I had a go at creating rules for two of these patterns. I tried to minimise the population that the corresponding metacells would have. In the metacell the rule is stored as a lookup table on a glider tape where each possible neighbourhood corresponds to a location on the tape and there are n gliders in that location if the metacell should go to state n. So we should try to use as few transitions as possible and try to prefer low numbered states.
Of course this is just scraping a few cells off a population of millions, but it's still satisfying.
Calcyman, do you know approximately at which point a metacell would achieve its minimum population? Presumably the population is always changing slightly as the tape runs through its snark loop. Would it be practical to run a metacell over the possible time interval in which the minimum population might be achieved in order to calculate its exact minimum population? (On the other hand we could say that we only care about bounding box rather than population, since the reverse caber-tosser gives us quadratic replicators, RROs and SMOSes with population 143. What's the minimal bounding box of the metacell? Does it depend on the rule?)

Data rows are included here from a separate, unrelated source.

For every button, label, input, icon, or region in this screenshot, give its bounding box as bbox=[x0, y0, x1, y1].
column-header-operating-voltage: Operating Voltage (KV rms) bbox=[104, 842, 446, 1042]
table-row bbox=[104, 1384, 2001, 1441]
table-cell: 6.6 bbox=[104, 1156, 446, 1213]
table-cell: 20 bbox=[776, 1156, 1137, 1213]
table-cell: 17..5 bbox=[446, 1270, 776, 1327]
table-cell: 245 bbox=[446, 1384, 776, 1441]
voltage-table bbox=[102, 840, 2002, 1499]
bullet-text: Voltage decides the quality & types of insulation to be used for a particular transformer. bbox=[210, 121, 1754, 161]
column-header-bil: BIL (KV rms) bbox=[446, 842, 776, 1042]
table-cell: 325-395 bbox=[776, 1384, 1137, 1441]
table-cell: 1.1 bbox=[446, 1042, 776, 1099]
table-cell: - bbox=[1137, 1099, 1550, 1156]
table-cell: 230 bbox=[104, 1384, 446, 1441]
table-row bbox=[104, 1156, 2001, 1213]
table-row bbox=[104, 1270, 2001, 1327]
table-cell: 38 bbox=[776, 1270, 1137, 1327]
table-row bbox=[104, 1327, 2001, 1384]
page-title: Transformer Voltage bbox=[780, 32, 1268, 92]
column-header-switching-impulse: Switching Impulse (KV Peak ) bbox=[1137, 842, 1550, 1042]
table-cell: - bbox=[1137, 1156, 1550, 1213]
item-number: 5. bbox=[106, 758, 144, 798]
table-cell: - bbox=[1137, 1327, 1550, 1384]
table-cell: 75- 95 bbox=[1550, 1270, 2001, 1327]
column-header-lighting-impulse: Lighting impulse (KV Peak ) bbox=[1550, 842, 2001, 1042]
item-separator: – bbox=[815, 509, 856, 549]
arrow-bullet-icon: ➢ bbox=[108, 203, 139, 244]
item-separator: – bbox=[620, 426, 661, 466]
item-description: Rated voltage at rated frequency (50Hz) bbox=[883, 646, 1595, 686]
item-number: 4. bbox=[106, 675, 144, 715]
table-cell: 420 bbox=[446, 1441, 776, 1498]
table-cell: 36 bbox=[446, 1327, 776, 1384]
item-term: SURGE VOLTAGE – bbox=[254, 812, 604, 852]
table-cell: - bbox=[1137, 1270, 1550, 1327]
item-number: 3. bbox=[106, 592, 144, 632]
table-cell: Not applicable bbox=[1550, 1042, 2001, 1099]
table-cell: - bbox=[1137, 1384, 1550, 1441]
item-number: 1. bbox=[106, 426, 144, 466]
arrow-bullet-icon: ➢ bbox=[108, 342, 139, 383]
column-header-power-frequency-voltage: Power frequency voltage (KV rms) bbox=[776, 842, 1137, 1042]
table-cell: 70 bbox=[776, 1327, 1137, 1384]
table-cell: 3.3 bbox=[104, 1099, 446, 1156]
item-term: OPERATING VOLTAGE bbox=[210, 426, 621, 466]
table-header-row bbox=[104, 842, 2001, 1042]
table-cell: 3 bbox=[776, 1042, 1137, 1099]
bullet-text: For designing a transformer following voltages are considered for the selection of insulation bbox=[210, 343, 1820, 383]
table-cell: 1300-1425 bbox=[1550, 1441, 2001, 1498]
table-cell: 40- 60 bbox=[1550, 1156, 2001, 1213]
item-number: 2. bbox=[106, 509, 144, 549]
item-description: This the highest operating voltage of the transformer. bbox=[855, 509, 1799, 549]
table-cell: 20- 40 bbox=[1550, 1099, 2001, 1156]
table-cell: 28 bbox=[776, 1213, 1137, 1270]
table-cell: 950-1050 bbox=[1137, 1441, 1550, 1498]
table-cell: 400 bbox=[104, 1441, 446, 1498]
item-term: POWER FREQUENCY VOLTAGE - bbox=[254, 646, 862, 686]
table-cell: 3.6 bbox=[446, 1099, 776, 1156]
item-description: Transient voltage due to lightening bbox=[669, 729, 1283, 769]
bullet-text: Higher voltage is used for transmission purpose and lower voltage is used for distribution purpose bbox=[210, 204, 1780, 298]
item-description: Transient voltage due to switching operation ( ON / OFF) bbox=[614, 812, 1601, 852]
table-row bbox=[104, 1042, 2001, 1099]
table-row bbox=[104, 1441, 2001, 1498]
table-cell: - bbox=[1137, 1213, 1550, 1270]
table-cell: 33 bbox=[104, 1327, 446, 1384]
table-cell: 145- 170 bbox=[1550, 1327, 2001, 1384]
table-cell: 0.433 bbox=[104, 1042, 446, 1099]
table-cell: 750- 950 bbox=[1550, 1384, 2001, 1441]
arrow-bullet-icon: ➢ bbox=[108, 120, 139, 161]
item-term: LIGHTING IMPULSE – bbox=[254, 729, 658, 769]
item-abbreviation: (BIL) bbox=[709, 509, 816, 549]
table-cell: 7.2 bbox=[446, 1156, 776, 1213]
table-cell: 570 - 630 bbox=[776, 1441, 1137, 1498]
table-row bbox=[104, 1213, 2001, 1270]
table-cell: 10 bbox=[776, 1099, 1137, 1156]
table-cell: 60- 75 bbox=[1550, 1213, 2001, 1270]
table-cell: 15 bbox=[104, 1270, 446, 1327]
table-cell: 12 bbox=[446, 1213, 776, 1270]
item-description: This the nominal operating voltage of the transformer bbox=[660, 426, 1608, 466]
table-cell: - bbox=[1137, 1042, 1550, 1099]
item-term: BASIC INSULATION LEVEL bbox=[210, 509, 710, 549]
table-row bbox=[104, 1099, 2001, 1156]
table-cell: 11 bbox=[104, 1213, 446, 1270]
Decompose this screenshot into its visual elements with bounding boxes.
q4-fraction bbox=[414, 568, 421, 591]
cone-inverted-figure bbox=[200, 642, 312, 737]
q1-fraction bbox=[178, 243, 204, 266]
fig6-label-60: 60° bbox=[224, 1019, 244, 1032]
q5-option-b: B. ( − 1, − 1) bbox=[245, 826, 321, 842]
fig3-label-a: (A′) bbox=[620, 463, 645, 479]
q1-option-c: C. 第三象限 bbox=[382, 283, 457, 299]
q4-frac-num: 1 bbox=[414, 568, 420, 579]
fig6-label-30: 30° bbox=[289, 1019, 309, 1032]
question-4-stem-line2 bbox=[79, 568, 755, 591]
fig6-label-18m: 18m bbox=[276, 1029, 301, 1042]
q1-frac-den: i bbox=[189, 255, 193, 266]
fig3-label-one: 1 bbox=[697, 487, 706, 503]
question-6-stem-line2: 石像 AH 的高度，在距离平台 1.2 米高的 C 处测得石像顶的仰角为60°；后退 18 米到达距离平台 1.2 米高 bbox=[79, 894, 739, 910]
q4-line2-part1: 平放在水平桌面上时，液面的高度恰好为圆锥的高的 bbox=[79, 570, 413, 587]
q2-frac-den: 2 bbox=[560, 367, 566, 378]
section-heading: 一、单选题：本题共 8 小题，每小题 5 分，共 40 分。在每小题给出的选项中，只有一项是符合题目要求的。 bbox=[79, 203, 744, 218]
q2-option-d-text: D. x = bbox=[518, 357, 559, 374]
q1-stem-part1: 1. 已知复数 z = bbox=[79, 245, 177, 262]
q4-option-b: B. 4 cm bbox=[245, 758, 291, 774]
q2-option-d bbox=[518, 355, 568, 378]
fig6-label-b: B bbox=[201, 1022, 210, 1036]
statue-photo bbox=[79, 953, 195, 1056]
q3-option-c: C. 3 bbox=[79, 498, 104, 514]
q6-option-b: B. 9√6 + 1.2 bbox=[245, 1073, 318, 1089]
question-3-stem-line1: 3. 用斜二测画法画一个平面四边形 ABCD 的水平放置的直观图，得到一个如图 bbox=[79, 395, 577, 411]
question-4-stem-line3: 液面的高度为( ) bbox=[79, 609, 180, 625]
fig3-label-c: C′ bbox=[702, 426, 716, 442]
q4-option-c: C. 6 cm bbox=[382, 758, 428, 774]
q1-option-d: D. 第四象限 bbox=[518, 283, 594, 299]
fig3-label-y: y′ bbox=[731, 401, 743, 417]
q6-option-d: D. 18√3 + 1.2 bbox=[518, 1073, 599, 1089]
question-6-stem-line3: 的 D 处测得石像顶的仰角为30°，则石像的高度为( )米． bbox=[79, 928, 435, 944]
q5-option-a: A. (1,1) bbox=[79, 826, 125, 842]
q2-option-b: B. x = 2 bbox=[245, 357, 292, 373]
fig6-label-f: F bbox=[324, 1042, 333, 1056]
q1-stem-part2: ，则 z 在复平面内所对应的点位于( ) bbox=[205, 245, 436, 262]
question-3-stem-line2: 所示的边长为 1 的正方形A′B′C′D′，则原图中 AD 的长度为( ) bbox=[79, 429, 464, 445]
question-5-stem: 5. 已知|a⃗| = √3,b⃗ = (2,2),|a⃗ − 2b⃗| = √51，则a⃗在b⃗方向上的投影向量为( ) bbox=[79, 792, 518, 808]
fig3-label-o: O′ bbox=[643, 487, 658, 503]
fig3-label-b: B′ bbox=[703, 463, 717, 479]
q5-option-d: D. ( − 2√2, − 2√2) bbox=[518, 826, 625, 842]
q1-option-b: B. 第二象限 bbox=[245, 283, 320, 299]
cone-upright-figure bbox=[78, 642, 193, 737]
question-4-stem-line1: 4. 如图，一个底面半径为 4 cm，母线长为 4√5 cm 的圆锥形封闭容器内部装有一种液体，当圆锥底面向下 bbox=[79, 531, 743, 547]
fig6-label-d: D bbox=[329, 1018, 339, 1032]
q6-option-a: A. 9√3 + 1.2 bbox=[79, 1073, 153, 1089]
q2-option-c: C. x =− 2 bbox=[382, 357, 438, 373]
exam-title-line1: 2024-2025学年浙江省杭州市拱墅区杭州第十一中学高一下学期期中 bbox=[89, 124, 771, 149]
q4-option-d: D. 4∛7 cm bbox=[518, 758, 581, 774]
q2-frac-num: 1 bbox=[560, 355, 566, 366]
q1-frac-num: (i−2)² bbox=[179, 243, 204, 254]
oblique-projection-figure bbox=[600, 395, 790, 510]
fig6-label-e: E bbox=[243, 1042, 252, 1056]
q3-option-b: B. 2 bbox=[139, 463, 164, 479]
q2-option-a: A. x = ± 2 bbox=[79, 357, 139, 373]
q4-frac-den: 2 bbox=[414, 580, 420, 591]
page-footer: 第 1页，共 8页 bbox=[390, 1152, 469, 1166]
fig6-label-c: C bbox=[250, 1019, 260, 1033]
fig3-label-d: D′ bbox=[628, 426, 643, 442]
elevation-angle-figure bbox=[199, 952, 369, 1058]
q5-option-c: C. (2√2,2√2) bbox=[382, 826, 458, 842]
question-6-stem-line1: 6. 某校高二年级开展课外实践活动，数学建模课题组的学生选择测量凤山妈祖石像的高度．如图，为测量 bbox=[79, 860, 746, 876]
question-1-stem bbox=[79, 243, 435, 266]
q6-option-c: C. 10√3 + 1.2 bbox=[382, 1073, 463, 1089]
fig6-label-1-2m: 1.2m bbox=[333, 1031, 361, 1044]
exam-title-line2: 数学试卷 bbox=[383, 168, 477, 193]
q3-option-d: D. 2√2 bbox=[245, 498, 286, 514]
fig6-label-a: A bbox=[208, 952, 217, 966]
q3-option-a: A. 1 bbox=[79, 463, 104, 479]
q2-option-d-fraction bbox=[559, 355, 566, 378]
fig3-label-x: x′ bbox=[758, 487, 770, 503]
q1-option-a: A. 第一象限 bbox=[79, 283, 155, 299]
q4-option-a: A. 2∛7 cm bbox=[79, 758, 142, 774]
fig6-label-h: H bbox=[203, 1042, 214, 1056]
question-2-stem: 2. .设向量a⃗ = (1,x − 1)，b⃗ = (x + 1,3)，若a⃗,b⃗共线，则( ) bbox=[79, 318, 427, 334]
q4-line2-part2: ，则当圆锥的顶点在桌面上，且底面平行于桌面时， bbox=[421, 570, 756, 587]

Quadratic replicatorCode: Select all
x = 1, y = 1, rule = MAPACAAAIAAAAAAAAAAAAAAAIAAAAAAAAAAAAAAAAAAAAAAAAAAAAAAAAAAAAAAAAAAAAAAAAAAAAAAAAAAAAAAAA
o!
I think this (or one of its rotations) is the minimum population quadratic replicator. The rule says that you become live if you have a cell to your north only, a cell to your west only, or cells to your south and east only. It only uses one state and three transitions. You need at least three transitions to produce quadratic growth, and this is the only choice of three transitions that does so (the other possibility is the rule where a cell becomes live if it has one cell to its west, north or east, but this rule sierpinskis in such a way that its population returns infinitely often to three cells, meaning I'm not sure if it counts as a quadratic replicator).
SMOS
Code: Select all
@RULE metacell-SMOS0
@TABLE
n_states:4
neighborhood:vonNeumann
symmetries:none
var a={0,1,2,3}
var b={0,1,2,3}
var c={0,1,2,3}
var d={0,1,2,3}
var e={0,1,2,3}
var f={1,2,3}
f,a,b,c,d,0
0,2,0,0,1,3
0,3,0,0,0,1
0,0,0,0,3,2
0,2,0,0,0,2
0,0,0,0,1,1
a,b,c,d,e,0
Code: Select all
x = 5, y = 5, rule = metacell-SMOS0
4.B4$A!
This is a one-cell SMOS using only five transitions. I suspect this is minimal but I can't prove it. I'm also not quite sure if this is the minimum-population way to number the states in this rule. I have the one-cell state being state 3 and the two ships being states 1 and 2, which only puts 9 gliders on the rule tape. But the metacell must store its own state somewhere. Depending on how efficient this storage is it might be better to have the one-cell state be state 1 and the other two states be 2 and 3, even though this would put 11 gliders on the tape.
RRO
This seems really tricky, I'm stumped. I can't even write down a super inefficient one using one of
2718281828's isotropic RROs, because I can't get four (or even two) of those to orbit together in the way I described above.